Trudel needed 24 paragraphs to dismiss that request. Nearer the end was a sentence that could be used to summarize the whole affair. “I find,” she wrote, “that the appellant has not demonstrated that refusing his application for stay would result in irreparable harm to the public interest.”
Here is some of the background of the decision from Maclean’s Magazine
That finding is based, in part, on the government’s own convoluted defence of its actions. What might otherwise be considered a ban on the wearing of the niqab during the citizenship oath has been presented to the court as an expression of “a desire in the strongest possible language.” So the ban is not quite a ban, insofar as citizenship judges have the discretion to allow someone to wear a niqab during the oath; despite the policy’s use of the term “must,” the government has been arguing that there is some room for a judge to decide that a woman need not remove her niqab.

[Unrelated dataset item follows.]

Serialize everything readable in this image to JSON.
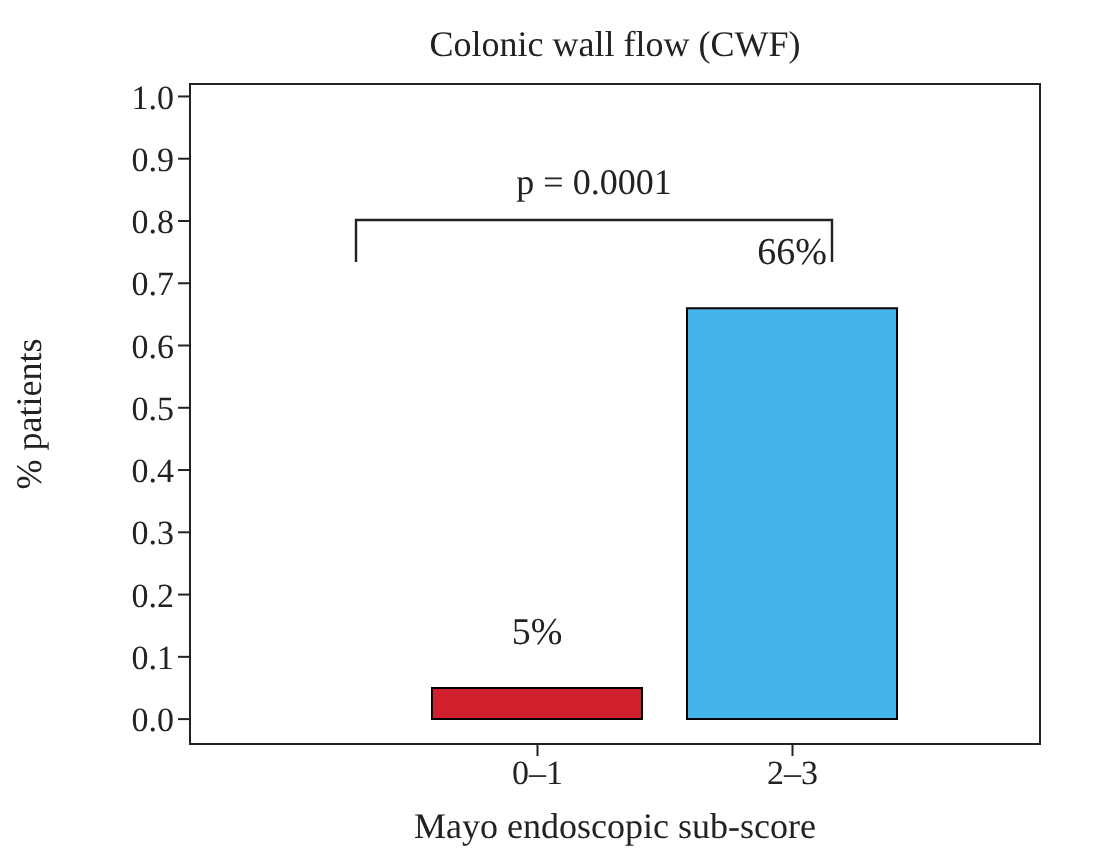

The trouble here is that the minister, Jason Kenney, in this situation, does not have the power to unilaterally fetter the discretion of citizenship judges. Thus, if the ban were said to be mandatory, the government’s case would be moot.
The Federal Court’s Justice Keith Boswell found that the policy was mandatory in nature—and also in contradiction with legislation that allows for the greatest possible religious freedom in swearing the oath—and the Federal Court of Appeal found no reason to differ with Justice Boswell on that point. But the argument that the policy is optional has now been used by Trudel to dismiss the government’s request for a stay.
“Presuming that the appellant is right that the policy at issue is not mandatory and citizenship judges can apply it or not . . . how can one raise a claim of irreparable harm?” Trudel writes—irreparable harm being the standard for a stay. “It is simply inconsistent to claim, on the one hand, that a policy has no binding effect on decision-makers, but that irreparable harm would result if that policy was to be declared unlawful on the other.”
Furthermore, Trudel notes, “Citizenship and Immigration Canada had valid guidelines and procedures to ensure that citizenship candidates take the oath prior to the adoption of the policy. These guidelines and procedures are undisturbed by the finding that the policy is unlawful. There is no legislative or regulatory void.”
That is, procedures already exist to ensure an oath is duly sworn.